Par Haas Avocats
La décision récente rendue par la chambre commerciale de la Cour de cassation est l’occasion de faire un rappel sur les conditions d’application de la rupture brutale de la relation commerciale établie, et des conditions de l’appréciation du délai de préavis faite par le juge.
La question du caractère suffisant du préavis est toujours délicate et cristallise un nombre important de contentieux. Le juge est-il tenu d’expliquer en quoi le délai de préavis retenu permettait à la partie victime de réorganiser son activité et de trouver des débouchés ?

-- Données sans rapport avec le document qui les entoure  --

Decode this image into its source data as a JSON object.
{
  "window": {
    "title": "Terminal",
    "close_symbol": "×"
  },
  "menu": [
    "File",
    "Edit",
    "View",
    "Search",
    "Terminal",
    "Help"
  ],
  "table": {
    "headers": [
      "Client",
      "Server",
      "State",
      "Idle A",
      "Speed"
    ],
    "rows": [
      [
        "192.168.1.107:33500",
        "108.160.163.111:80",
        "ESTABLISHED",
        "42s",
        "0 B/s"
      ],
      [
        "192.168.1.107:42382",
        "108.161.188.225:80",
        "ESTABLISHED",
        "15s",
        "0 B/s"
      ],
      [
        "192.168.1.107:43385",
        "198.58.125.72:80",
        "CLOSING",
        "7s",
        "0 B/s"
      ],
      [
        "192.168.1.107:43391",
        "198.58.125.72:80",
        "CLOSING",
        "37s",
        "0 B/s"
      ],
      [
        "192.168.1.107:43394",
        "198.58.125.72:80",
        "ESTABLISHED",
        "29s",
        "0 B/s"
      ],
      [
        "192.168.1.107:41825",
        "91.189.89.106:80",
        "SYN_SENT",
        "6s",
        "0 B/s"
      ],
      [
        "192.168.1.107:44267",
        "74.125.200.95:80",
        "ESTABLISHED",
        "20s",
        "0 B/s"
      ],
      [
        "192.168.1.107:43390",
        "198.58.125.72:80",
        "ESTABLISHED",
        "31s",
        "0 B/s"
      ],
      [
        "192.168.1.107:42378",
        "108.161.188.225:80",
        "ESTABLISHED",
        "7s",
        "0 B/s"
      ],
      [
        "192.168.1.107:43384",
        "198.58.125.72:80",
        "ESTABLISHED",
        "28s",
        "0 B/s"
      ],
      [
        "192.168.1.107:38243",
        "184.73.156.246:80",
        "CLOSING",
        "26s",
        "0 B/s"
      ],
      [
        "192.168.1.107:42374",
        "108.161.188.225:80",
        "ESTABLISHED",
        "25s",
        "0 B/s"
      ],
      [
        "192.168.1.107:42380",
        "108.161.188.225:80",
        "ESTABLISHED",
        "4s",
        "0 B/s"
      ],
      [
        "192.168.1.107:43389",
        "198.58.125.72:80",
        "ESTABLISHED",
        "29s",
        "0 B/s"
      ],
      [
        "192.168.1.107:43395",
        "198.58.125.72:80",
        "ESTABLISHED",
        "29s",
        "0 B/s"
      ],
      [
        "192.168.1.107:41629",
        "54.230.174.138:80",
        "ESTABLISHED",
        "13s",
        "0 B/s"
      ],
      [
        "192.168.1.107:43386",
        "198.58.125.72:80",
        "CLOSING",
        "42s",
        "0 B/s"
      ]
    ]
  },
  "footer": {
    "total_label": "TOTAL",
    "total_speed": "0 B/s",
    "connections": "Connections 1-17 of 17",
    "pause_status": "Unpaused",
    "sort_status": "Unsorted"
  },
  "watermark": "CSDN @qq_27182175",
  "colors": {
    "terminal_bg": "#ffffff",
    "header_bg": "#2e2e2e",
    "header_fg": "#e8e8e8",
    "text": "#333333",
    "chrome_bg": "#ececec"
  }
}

La Cour de cassation a répondu par la négative.
Explication.
Rappel des conditions d’application de la rupture brutale de la relation commerciale établie
Suivant l’article L.442-1 II du Code de commerce, « engage la responsabilité de son auteur et l'oblige à réparer le préjudice causé le fait, par toute personne exerçant des activités de production, de distribution ou de services de rompre brutalement, même partiellement, une relation commerciale établie, en l'absence d'un préavis écrit qui tienne compte notamment de la durée de la relation commerciale, en référence aux usages du commerce ou aux accords interprofessionnels ».
L’article L.442-1 II in fine du Code de commerce précise que ces dispositions « ne font pas obstacle à la faculté de résiliation sans préavis, en cas d’inexécution par l’autre partie de ses obligations ou en cas de force majeure ». Ainsi, le régime protecteur de la rupture brutale de la relation commerciale établie n’est pas applicable si la rupture est liée à une inexécution contractuelle de l’un des cocontractants ou à un cas de force majeure.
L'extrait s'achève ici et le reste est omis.